Shamir is a cryptographic solution that allows you to split the private key into several parts, only a few of which are enough to recover the wallet (similar to the multisig solution explained above).
The parts can be distributed via SafeKeys, a kind of pen drive that stores this important information. Alone, they mean nothing, but together they recover your wallet balance.
The platform created by SafeKey and Inheriti allows you to build this structure in a simple way, and adds a Dead Man's Switch to “unlock” the inheritance.
In other words, the data on the devices distributed to the heirs is inaccessible until the inheritance is activated. And it is activated by the passage of a certain amount of time, without you having to postpone the deadline yet again.
In theory, you will only stop delaying the start of the inheritance process when you pass away. This ensures that they don't try to spend your coins prematurely.
If you have complete trust in your heir, both in terms of honesty and technical knowledge, the easiest solution is to leave a backup of your single-signature wallet with him.
This alternative is analogous to the transfer of assets while you are still alive, but with lifetime usufruct for the donor. Even for other assets, there are tax advantages to this solution.
But it's important to be aware of a few points, as disagreements can happen. If you have more than one heir, this path needs to be very well discussed in order to work.
Alternatively, this backup of the private key can be delivered via a manual Dead Man's Switch, messages that can be scheduled to be sent and postponed indefinitely, until you disappear and the schedule is fulfilled.

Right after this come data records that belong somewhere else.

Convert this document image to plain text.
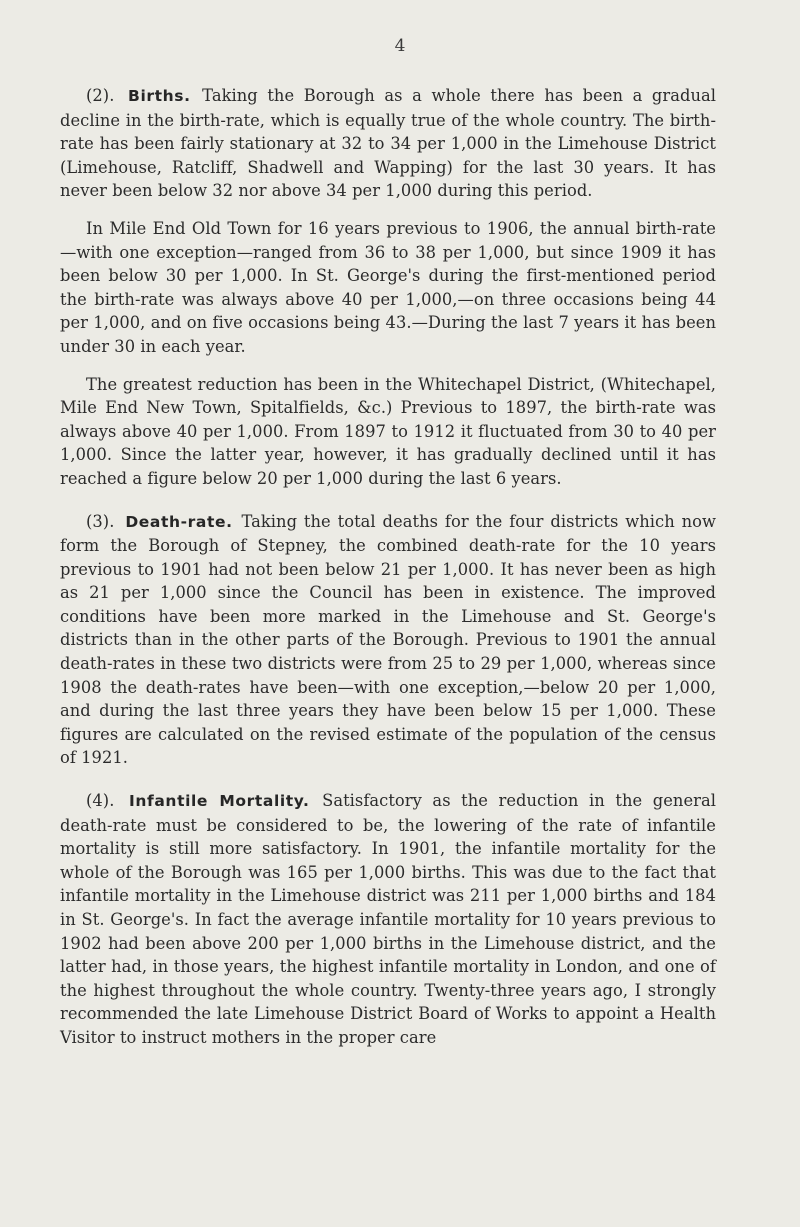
4

(2). Births. Taking the Borough as a whole there has been a gradual decline in the birth-rate, which is equally true of the whole country. The birth-rate has been fairly stationary at 32 to 34 per 1,000 in the Limehouse District (Limehouse, Ratcliff, Shadwell and Wapping) for the last 30 years. It has never been below 32 nor above 34 per 1,000 during this period.

In Mile End Old Town for 16 years previous to 1906, the annual birth-rate—with one exception—ranged from 36 to 38 per 1,000, but since 1909 it has been below 30 per 1,000. In St. George's during the first-mentioned period the birth-rate was always above 40 per 1,000,—on three occasions being 44 per 1,000, and on five occasions being 43.—During the last 7 years it has been under 30 in each year.

The greatest reduction has been in the Whitechapel District, (Whitechapel, Mile End New Town, Spitalfields, &c.) Previous to 1897, the birth-rate was always above 40 per 1,000. From 1897 to 1912 it fluctuated from 30 to 40 per 1,000. Since the latter year, however, it has gradually declined until it has reached a figure below 20 per 1,000 during the last 6 years.

(3). Death-rate. Taking the total deaths for the four districts which now form the Borough of Stepney, the combined death-rate for the 10 years previous to 1901 had not been below 21 per 1,000. It has never been as high as 21 per 1,000 since the Council has been in existence. The improved conditions have been more marked in the Limehouse and St. George's districts than in the other parts of the Borough. Previous to 1901 the annual death-rates in these two districts were from 25 to 29 per 1,000, whereas since 1908 the death-rates have been—with one exception,—below 20 per 1,000, and during the last three years they have been below 15 per 1,000. These figures are calculated on the revised estimate of the population of the census of 1921.

(4). Infantile Mortality. Satisfactory as the reduction in the general death-rate must be considered to be, the lowering of the rate of infantile mortality is still more satisfactory. In 1901, the infantile mortality for the whole of the Borough was 165 per 1,000 births. This was due to the fact that infantile mortality in the Limehouse district was 211 per 1,000 births and 184 in St. George's. In fact the average infantile mortality for 10 years previous to 1902 had been above 200 per 1,000 births in the Limehouse district, and the latter had, in those years, the highest infantile mortality in London, and one of the highest throughout the whole country. Twenty-three years ago, I strongly recommended the late Limehouse District Board of Works to appoint a Health Visitor to instruct mothers in the proper care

It is worth noting, however, that additional care must be taken with this type of solution, as it is subject to accidental triggering of the message, technical problems that may result in it not being triggered or an increased risk of theft (depending on the information shared and where it is sent).
Although I'll go back a few houses to solve the problems mentioned in this article, I think that for some profiles it's best not to enter uncharted territory.
It is perfectly acceptable to invest in bitcoin in the traditional way, and the inheritance will be similar to many other types of assets.
If this is your profile, you will probably invest through ETFs such as QBTC11 or HASH11; or shares in companies on the market such as MicroStrategy (MSTR) or OrangeBTC (OBTC3); or cryptocurrency exchanges.
In the case of investments in Bitcoin through brokers, ETFs or shares, succession follows the traditional rules: in the probate process, the judge can order the assets to be blocked and only release them at the end of the division of assets.
Bitcoin gives you freedom and sovereignty, but demands responsibility. It already solves several classic problems in the world of inheritance, but it creates others that you need to anticipate.
With organization and a process designed specifically for your situation, you can ensure that the assets you have built up really go to those you love, without depending on the state.
Plan ahead, because you never know what tomorrow will bring.
Your bitcoin is only really safe when you are safe... and so are your heirs.